JSON forms

March 1st, 2007

I’ve been thinking about how to use JSON as a data interchange format using XRI identifiers and IRAs. You have to love a protocol that can be specified on one page, and there are some compelling reasons to use JSON as an alternative to XML for this purpose. Since XRI data interchange has been known as XDI, I’ll call this JXDI.

This will be a resource-oriented protocol (i.e. REST for the irreligious). Let’s assume that all interactions must be authenticated.

When we authenticate an HTML based interchange, we assume that the client has previously registered with the server, and possesses an identifier (user name) and password that will be recognized by the server. The client supplies these credentials, and if successful receives a header value (a cookie) that will be used to maintain authentication state on subsequent transactions.

JXDI authentication is somewhat analogous. There must be a pre-existing registration process. JXDI is a back-end process happening between two servers, generating an exchange of data that can then be processed for human consumption if desired. Since these are two servers talking to each other, the registration process will consist of the exchange and acceptance of public keys and corresponding XRI identifiers. We’ll worry about how that exchange happens later—it could be some manual administrative process, or possibly XRI trusted resolution or something like it but simpler. We’ll use OpenSSL X509 certs, since the means to generate those is well supported.

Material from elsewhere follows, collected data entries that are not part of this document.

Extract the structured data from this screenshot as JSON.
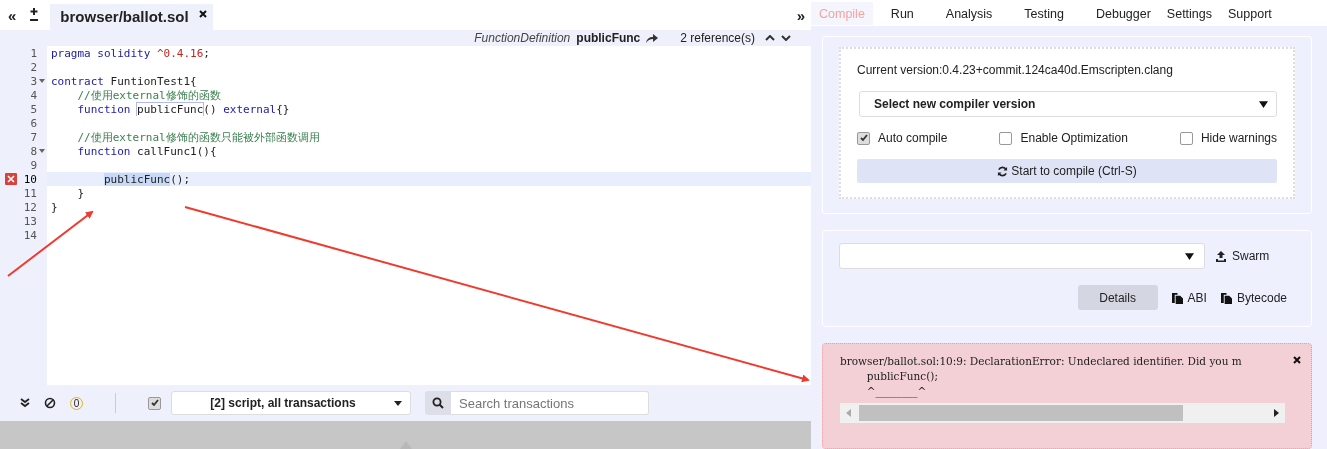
{
  "editor": {
    "collapse_left": "«",
    "collapse_right": "»",
    "tab": {
      "label": "browser/ballot.sol",
      "selected": true
    },
    "info_bar": {
      "kind_label": "FunctionDefinition",
      "name": "publicFunc",
      "references": "2 reference(s)"
    },
    "lines": [
      {
        "number": "1",
        "fold": false,
        "error": false,
        "active": false,
        "segments": [
          {
            "kind": "kw",
            "text": "pragma solidity "
          },
          {
            "kind": "num",
            "text": "^0.4.16"
          },
          {
            "kind": "plain",
            "text": ";"
          }
        ]
      },
      {
        "number": "2",
        "fold": false,
        "error": false,
        "active": false
      },
      {
        "number": "3",
        "fold": true,
        "error": false,
        "active": false,
        "segments": [
          {
            "kind": "kw",
            "text": "contract "
          },
          {
            "kind": "plain",
            "text": "FuntionTest1{"
          }
        ]
      },
      {
        "number": "4",
        "fold": false,
        "error": false,
        "active": false,
        "segments": [
          {
            "kind": "comment",
            "text": "    //使用external修饰的函数"
          }
        ]
      },
      {
        "number": "5",
        "fold": false,
        "error": false,
        "active": false,
        "segments": [
          {
            "kind": "kw",
            "text": "    function "
          },
          {
            "kind": "ref",
            "text": "publicFunc"
          },
          {
            "kind": "plain",
            "text": "() "
          },
          {
            "kind": "kw",
            "text": "external"
          },
          {
            "kind": "plain",
            "text": "{}"
          }
        ]
      },
      {
        "number": "6",
        "fold": false,
        "error": false,
        "active": false
      },
      {
        "number": "7",
        "fold": false,
        "error": false,
        "active": false,
        "segments": [
          {
            "kind": "comment",
            "text": "    //使用external修饰的函数只能被外部函数调用"
          }
        ]
      },
      {
        "number": "8",
        "fold": true,
        "error": false,
        "active": false,
        "segments": [
          {
            "kind": "kw",
            "text": "    function "
          },
          {
            "kind": "plain",
            "text": "callFunc1(){"
          }
        ]
      },
      {
        "number": "9",
        "fold": false,
        "error": false,
        "active": false
      },
      {
        "number": "10",
        "fold": false,
        "error": true,
        "active": true,
        "segments": [
          {
            "kind": "sel",
            "text": "publicFunc"
          },
          {
            "kind": "plain",
            "text": "();"
          }
        ]
      },
      {
        "number": "11",
        "fold": false,
        "error": false,
        "active": false,
        "segments": [
          {
            "kind": "plain",
            "text": "    }"
          }
        ]
      },
      {
        "number": "12",
        "fold": false,
        "error": false,
        "active": false,
        "segments": [
          {
            "kind": "plain",
            "text": "}"
          }
        ]
      },
      {
        "number": "13",
        "fold": false,
        "error": false,
        "active": false
      },
      {
        "number": "14",
        "fold": false,
        "error": false,
        "active": false
      }
    ]
  },
  "terminal": {
    "badge": "0",
    "listen_checked": true,
    "filter": "[2] script, all transactions",
    "search_placeholder": "Search transactions"
  },
  "tabs": [
    {
      "label": "Compile",
      "selected": true
    },
    {
      "label": "Run",
      "selected": false
    },
    {
      "label": "Analysis",
      "selected": false
    },
    {
      "label": "Testing",
      "selected": false
    },
    {
      "label": "Debugger",
      "selected": false
    },
    {
      "label": "Settings",
      "selected": false
    },
    {
      "label": "Support",
      "selected": false
    }
  ],
  "compile": {
    "current_version": "Current version:0.4.23+commit.124ca40d.Emscripten.clang",
    "version_select": "Select new compiler version",
    "options": [
      {
        "label": "Auto compile",
        "checked": true
      },
      {
        "label": "Enable Optimization",
        "checked": false
      },
      {
        "label": "Hide warnings",
        "checked": false
      }
    ],
    "compile_button": "Start to compile (Ctrl-S)"
  },
  "contract": {
    "swarm": "Swarm",
    "details": "Details",
    "abi": "ABI",
    "bytecode": "Bytecode"
  },
  "error": {
    "lines": [
      "browser/ballot.sol:10:9: DeclarationError: Undeclared identifier. Did you m",
      "        publicFunc();",
      "        ^________^"
    ]
  }
}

Authentication could then happen in several ways. The simplest is for the client to pass an XRI identifying itself, a timestamp, and a PK signature over those two values concatenated. The server, upon verifying that the signature validates with the cert on record for that XRI, issues an opaque session value which the client can use in the header of subsequent requests to authenticate itself for some limited period of time. This is analogous to logging in and receiving a session cookie, and should happen over HTTPS to protect the transaction and also authenticate the server to the client.

A more complex scheme would require as part of client registration that the client certificate be returned signed by the server, so that two-way SSL authentication could happen, passing off the session maintenance to the SSL protocol itself.

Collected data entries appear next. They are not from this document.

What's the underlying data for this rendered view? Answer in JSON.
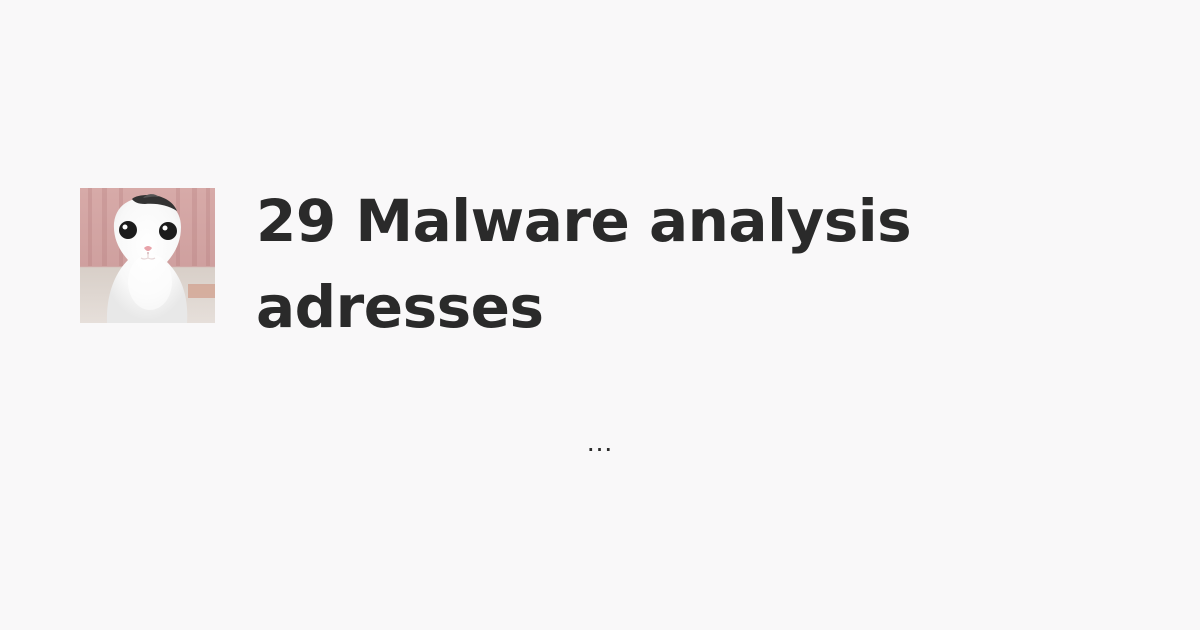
{
  "post": {
    "title": "29 Malware analysis adresses",
    "ellipsis": "...",
    "avatar": {
      "icon": "white-cat-photo-icon"
    }
  },
  "colors": {
    "background": "#f9f8f9",
    "text": "#2a2a2a"
  }
}
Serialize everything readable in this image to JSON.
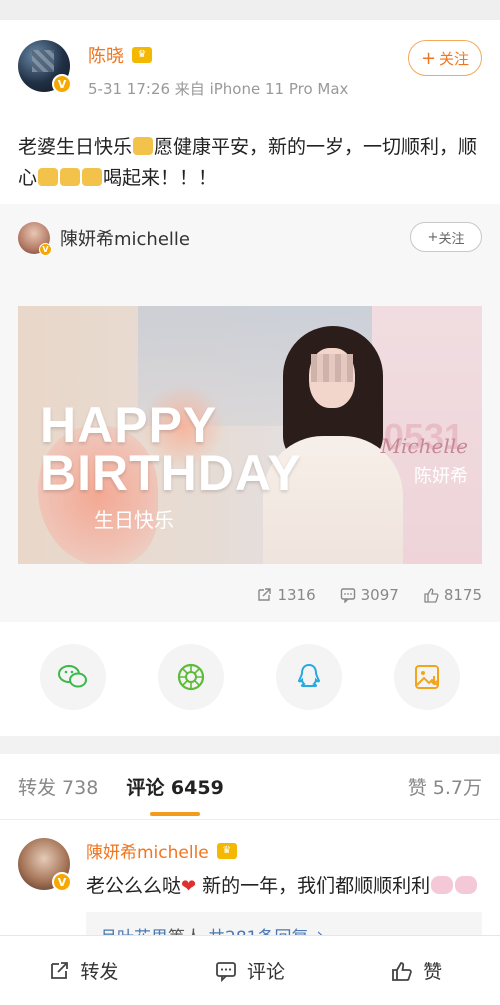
{
  "post": {
    "author": "陈晓",
    "time_source": "5-31 17:26  来自 iPhone 11 Pro Max",
    "follow_label": "关注",
    "text_1": "老婆生日快乐",
    "text_2": "愿健康平安，新的一岁，一切顺利，顺心",
    "text_3": "喝起来！！！"
  },
  "repost": {
    "author": "陳妍希michelle",
    "follow_label": "关注",
    "banner": {
      "happy": "HAPPY",
      "birthday": "BIRTHDAY",
      "cn_birthday": "生日快乐",
      "date": "0531",
      "signature": "Michelle",
      "cn_name": "陈妍希"
    },
    "stats": {
      "reposts": "1316",
      "comments": "3097",
      "likes": "8175"
    }
  },
  "share": [
    "wechat-icon",
    "moments-icon",
    "qq-icon",
    "save-image-icon"
  ],
  "tabs": {
    "repost": "转发 738",
    "comment": "评论 6459",
    "like": "赞 5.7万"
  },
  "comment": {
    "author": "陳妍希michelle",
    "text_1": "老公么么哒",
    "text_2": " 新的一年，我们都顺顺利利",
    "replies_users": "月叶花果",
    "replies_mid": "等人",
    "replies_count": "共281条回复",
    "replies_arrow": "›"
  },
  "bottom": {
    "repost": "转发",
    "comment": "评论",
    "like": "赞"
  },
  "colors": {
    "accent_orange": "#f0751f",
    "tab_underline": "#f29b1c",
    "link_blue": "#4a79b3"
  }
}
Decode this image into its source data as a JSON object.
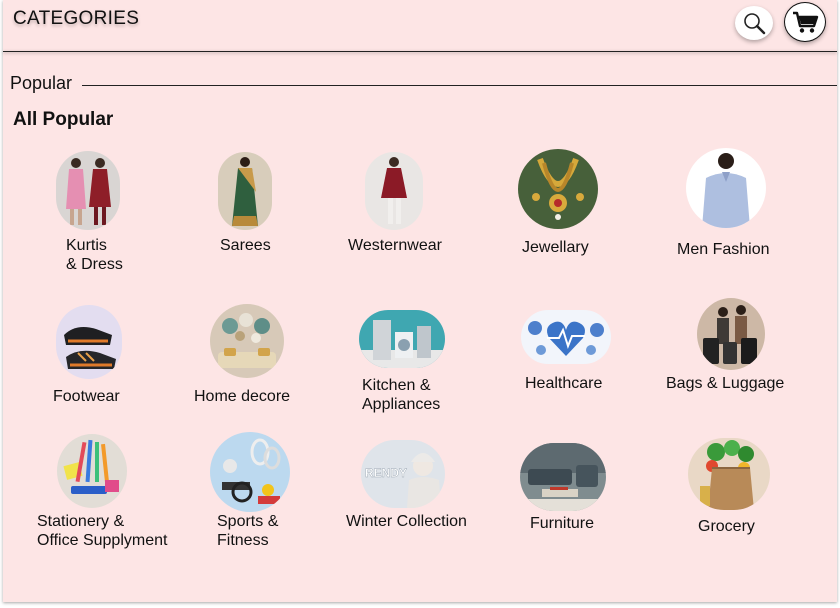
{
  "header": {
    "title": "CATEGORIES",
    "search_icon": "search-icon",
    "cart_icon": "cart-icon"
  },
  "section": {
    "label": "Popular",
    "subheading": "All Popular"
  },
  "categories": [
    {
      "line1": "Kurtis",
      "line2": "& Dress"
    },
    {
      "line1": "Sarees",
      "line2": ""
    },
    {
      "line1": "Westernwear",
      "line2": ""
    },
    {
      "line1": "Jewellary",
      "line2": ""
    },
    {
      "line1": "Men Fashion",
      "line2": ""
    },
    {
      "line1": "Footwear",
      "line2": ""
    },
    {
      "line1": "Home decore",
      "line2": ""
    },
    {
      "line1": "Kitchen &",
      "line2": "Appliances"
    },
    {
      "line1": "Healthcare",
      "line2": ""
    },
    {
      "line1": "Bags & Luggage",
      "line2": ""
    },
    {
      "line1": "Stationery &",
      "line2": "Office Supplyment"
    },
    {
      "line1": "Sports &",
      "line2": "Fitness"
    },
    {
      "line1": "Winter Collection",
      "line2": ""
    },
    {
      "line1": "Furniture",
      "line2": ""
    },
    {
      "line1": "Grocery",
      "line2": ""
    }
  ],
  "image_texts": {
    "winter_banner": "RENDY"
  }
}
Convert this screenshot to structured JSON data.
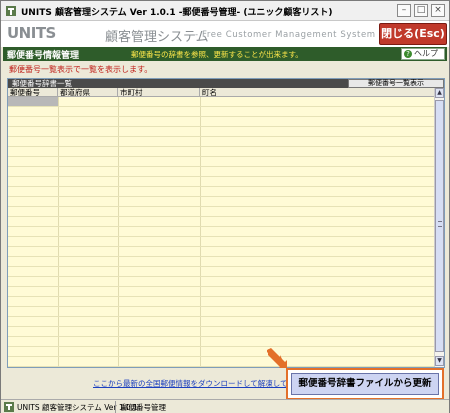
{
  "window": {
    "title": "UNITS 顧客管理システム  Ver 1.0.1 -郵便番号管理- (ユニック顧客リスト)"
  },
  "header": {
    "brand": "UNITS",
    "system_name": "顧客管理システム",
    "subtitle": "- Free Customer Management System -",
    "close_label": "閉じる(Esc)"
  },
  "section": {
    "title": "郵便番号情報管理",
    "description": "郵便番号の辞書を参照、更新することが出来ます。",
    "help_label": "ヘルプ"
  },
  "status_message": "郵便番号一覧表示で一覧を表示します。",
  "list": {
    "title": "郵便番号辞書一覧",
    "show_list_label": "郵便番号一覧表示",
    "columns": [
      "郵便番号",
      "都道府県",
      "市町村",
      "町名"
    ]
  },
  "download_link": "ここから最新の全国郵便情報をダウンロードして解凍してください。",
  "update_button": "郵便番号辞書ファイルから更新",
  "statusbar": {
    "app": "UNITS 顧客管理システム  Ver 1.0.1",
    "screen": "郵便番号管理"
  },
  "colors": {
    "accent_green": "#2e5c2a",
    "close_red": "#c0392b",
    "highlight_orange": "#e3702a"
  }
}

So having established a session, let’s do a GET request for the profile data of user with an i-number of ”!1234” and it looks something like this:

GET /profile/!1234.json

The “dot json” extension is a Rails-ism that can be understood in a Rails app to be a request for a response in JSON format. The same thing could be accomplished (less elegantly) with an Accept header.

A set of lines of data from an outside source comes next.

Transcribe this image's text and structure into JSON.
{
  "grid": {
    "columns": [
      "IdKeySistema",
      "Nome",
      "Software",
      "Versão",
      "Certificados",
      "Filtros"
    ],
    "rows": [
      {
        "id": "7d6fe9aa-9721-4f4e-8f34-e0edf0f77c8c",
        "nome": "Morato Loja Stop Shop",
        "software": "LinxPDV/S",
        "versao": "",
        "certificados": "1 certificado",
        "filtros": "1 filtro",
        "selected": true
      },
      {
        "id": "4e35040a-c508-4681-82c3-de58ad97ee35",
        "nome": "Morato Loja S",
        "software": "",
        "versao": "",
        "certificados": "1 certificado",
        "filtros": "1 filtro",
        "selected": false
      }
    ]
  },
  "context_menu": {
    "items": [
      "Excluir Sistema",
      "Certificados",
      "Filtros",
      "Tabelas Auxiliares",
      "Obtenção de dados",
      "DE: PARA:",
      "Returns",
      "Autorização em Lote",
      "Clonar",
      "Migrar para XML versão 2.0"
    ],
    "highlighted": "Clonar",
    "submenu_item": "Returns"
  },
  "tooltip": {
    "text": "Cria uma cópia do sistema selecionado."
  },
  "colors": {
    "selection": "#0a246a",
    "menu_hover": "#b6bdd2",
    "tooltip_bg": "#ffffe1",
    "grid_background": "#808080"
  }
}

The response is a JSON form, which unserializes to a data structure (hashes and arrays). It includes one or more fields for the IRAs under which all or various parts of the requested data are available—actually, the pointers (URIs) to those IRAs. The rest of the structure has leaf nodes which at this point are either empty strings (””), zeros for numbers, false for boolean values or null for untyped values. These leaf nodes are the placeholders for the actual data values to be transferred.

This gives the requester two things, the IRA under which the requested data is available, and the data structure and data types in which the data will be delivered—the schema.

To agree to the IRA and receive the data, the requester simply POSTs back to the same URL with the following in the body of the post—

data:JSON string
id:XRI
ts:timestamp
sig:"signature over data+id+ts"

This request, including the signature, is retained by the server to prove that the client agreed to the IRA.

The data is either the whole schema or whatever part of it is desired, but always includes the IRA that covers that part of the schema. The server then returns another JSON form which is the requested schema with the leaf nodes (the actual data) filled in and the IRAs that apply. This JSON form is of course returned as a JSON serialized string, and along with it is a timestamp and a signature with the server’s private key over the JSON string and the timestamp, which the client can retain as proof that the server provided this data under the enclosed IRA.

This should provide all of the elements necessary for a socially enforced data-exchange/reputation network and be simple and comprehensible to boot. No XML parsing (or <shudder>DSIG</shudder>) required! JSON is a very efficient serialization scheme, and unserializes directly into a data structure native to whatever programming language is being used on either end of the exchange.

Even more importantly, this is a highly evolvable procedure.